Capture d’écran 2021-10-12 000205.jpg

Les sorties ornithologiques de La Tchourre ( société ornithologique gersoise) ont repris, au plus grand bonheur de tous les amoureux des oiseaux dont notre ornithologue émérite attitré, Pierre Foret, qui a la gentillesse de partager avec Le Journal du Gers ses observations et ses photos.

Il était au cours du dernier week-end sur ce haut lieu écologique et historique qu'est l'Etang de Moura (proche de Manciet)

Mais écoutons-le plutôt nous faire le récit de sa sortie :

" Les voiles brumeux matinaux me guident vers une mosaïque de milieux naturels .

Fuyant la N 124 et Nogaro, je m’engage dans les "lieux bas et marécageux" que l’on nomme ici-bas en occitan "Moura".

Le chemin rural en serpentine est déjà bordé de prairies et de landes humides avec ses roselières ou autres herbiers.

Je respire l’influence atlantique et l’odeur pénétrante de la bruyère puis traverse doucement "Espas", ce hameau dans l’espace, comme figé dans le temps.

Ce temps pas si lointain, il y a 10 millions d’années, quand le Bas-Armagnac était un estuaire qui débouchait sur l’Océan.

Je suis à 15 km au sud de Vic-Fezensac mais à l’autre bout du monde.

Je veux marcher sur du sable "chauve", ce transfuge des dépôts marins accumulé depuis la nuit des temps, excellent pour la rétention d’eau.

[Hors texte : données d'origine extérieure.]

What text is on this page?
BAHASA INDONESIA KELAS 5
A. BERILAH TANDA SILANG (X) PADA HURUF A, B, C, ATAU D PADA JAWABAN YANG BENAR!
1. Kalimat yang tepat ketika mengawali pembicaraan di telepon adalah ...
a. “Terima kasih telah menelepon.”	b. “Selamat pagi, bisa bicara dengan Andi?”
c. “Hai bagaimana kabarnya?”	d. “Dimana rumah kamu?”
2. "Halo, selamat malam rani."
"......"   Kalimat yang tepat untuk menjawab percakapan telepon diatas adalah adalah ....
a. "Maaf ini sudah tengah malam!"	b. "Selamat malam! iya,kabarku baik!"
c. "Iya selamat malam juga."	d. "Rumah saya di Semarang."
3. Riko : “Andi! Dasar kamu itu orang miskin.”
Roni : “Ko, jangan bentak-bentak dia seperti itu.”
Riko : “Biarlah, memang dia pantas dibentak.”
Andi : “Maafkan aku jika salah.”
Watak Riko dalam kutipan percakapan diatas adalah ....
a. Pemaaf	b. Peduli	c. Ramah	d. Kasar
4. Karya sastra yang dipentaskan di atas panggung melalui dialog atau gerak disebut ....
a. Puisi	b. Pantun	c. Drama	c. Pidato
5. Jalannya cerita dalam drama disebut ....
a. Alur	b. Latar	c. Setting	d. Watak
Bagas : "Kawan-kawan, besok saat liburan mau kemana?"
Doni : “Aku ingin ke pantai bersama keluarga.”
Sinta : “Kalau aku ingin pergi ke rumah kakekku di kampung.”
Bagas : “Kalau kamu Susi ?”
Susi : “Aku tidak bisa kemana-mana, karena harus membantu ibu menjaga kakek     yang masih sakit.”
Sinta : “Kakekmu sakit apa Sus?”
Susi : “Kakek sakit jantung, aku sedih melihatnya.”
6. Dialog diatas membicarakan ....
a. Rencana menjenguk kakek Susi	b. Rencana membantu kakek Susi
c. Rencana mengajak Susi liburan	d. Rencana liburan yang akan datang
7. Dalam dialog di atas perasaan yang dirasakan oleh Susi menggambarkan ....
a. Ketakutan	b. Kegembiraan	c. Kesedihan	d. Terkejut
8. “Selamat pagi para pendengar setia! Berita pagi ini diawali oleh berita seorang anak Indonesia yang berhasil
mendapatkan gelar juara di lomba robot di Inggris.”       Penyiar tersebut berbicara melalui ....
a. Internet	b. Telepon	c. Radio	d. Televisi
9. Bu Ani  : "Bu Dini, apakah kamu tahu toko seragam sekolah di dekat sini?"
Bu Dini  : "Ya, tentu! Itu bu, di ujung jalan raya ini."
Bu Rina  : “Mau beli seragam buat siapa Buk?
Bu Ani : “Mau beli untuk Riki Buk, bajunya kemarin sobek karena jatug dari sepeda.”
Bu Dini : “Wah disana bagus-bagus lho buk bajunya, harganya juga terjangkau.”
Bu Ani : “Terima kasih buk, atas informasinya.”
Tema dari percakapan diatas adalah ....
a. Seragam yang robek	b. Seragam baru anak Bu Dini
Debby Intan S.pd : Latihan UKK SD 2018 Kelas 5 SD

Après avoir passé la rivière Douze  qui alimente l’étang dans les fonds de vallons argileux, j’arrive enfin dans une zone remarquable: l’étang de Moura,

le plus grand du Bas-Armagnac classé ESN ( Espace Naturel Sensible ) avec ses 17 ha.

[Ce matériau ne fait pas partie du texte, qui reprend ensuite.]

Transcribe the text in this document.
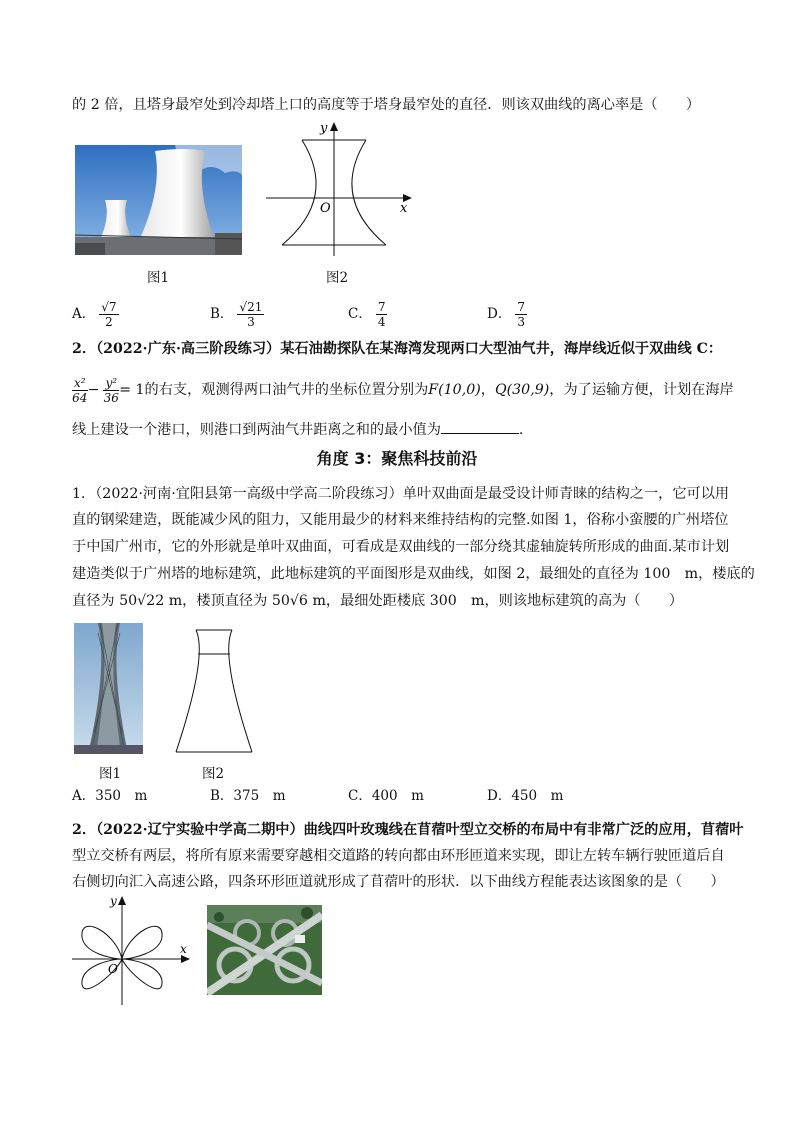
的 2 倍，且塔身最窄处到冷却塔上口的高度等于塔身最窄处的直径．则该双曲线的离心率是（　　）
图1
y
x
O
图2
A． $\frac{√7}{2}$	B． $\frac{√21}{3}$	C． $\frac{7}{4}$	D． $\frac{7}{3}$
2．（2022·广东·高三阶段练习）某石油勘探队在某海湾发现两口大型油气井，海岸线近似于双曲线 C：
$\frac{\text{x²}}{64} - \frac{\text{y²}}{36} = 1$的右支，观测得两口油气井的坐标位置分别为F(10,0)，Q(30,9)，为了运输方便，计划在海岸
线上建设一个港口，则港口到两油气井距离之和的最小值为	.
角度 3：聚焦科技前沿
1．（2022·河南·宜阳县第一高级中学高二阶段练习）单叶双曲面是最受设计师青睐的结构之一，它可以用
直的钢梁建造，既能减少风的阻力，又能用最少的材料来维持结构的完整.如图 1，俗称小蛮腰的广州塔位
于中国广州市，它的外形就是单叶双曲面，可看成是双曲线的一部分绕其虚轴旋转所形成的曲面.某市计划
建造类似于广州塔的地标建筑，此地标建筑的平面图形是双曲线，如图 2，最细处的直径为 100　m，楼底的
直径为 50√22 m，楼顶直径为 50√6 m，最细处距楼底 300　m，则该地标建筑的高为（　　）
图1	图2
A．350　m	B．375　m	C．400　m	D．450　m
2．（2022·辽宁实验中学高二期中）曲线四叶玫瑰线在苜蓿叶型立交桥的布局中有非常广泛的应用，苜蓿叶
型立交桥有两层，将所有原来需要穿越相交道路的转向都由环形匝道来实现，即让左转车辆行驶匝道后自
右侧切向汇入高速公路，四条环形匝道就形成了苜蓿叶的形状．以下曲线方程能表达该图象的是（　　）
y
x
O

Propriétaire du site, le Conseil Général contribue à sa protection avec un programme de valorisation pédagogique ainsi qu’un plan de gestion écologique.

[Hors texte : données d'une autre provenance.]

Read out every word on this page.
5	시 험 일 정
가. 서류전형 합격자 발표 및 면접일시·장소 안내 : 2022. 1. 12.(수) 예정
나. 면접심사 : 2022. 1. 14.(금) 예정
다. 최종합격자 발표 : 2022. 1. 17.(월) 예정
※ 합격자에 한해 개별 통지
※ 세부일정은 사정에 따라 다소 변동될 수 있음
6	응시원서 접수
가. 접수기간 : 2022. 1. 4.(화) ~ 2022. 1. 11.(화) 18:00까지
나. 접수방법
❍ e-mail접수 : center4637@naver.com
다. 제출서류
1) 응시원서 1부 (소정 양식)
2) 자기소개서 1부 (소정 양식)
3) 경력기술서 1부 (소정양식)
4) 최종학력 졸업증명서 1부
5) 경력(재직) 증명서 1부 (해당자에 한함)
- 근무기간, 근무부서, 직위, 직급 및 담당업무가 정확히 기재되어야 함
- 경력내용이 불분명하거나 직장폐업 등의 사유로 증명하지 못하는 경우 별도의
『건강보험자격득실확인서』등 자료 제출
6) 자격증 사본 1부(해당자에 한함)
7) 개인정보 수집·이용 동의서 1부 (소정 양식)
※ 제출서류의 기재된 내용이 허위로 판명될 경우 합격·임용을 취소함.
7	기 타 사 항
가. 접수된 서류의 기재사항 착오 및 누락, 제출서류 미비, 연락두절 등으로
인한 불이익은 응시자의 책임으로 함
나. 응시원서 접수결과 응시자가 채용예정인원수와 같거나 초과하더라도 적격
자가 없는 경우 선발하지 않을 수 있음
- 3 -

Choc des cultures : étang et arbres anciens séparés du monde moderne par une barrière de bruyère sèche

Cette merveille écologique a échappé à la loi de l’An II sous la Révolution avec l’assèchement de nombreux étangs et sans doute grâce à l’habileté des moines cisterciens : techniciens hydrauliques hors pairs, ils s’étaient improvisés pisciculteurs.

Le moulin et les turbines

Les étangs survivent jusque dans les années 50 avec la pêche traditionnelle de carpes, sandres et brochets ainsi qu'avec le  jonc pour le rampaillage et bien sûr le fonctionnement des moulins.

Aujourd’hui on y trouve 13 espèces protégées -dont la fameuse Cistude d’Europe, la tortue aquatique - et 19 classées sur la liste rouge des espèces menacées en France avec entre autres le coléoptère ‘"Pique-prune" fréquentant les vieux arbres.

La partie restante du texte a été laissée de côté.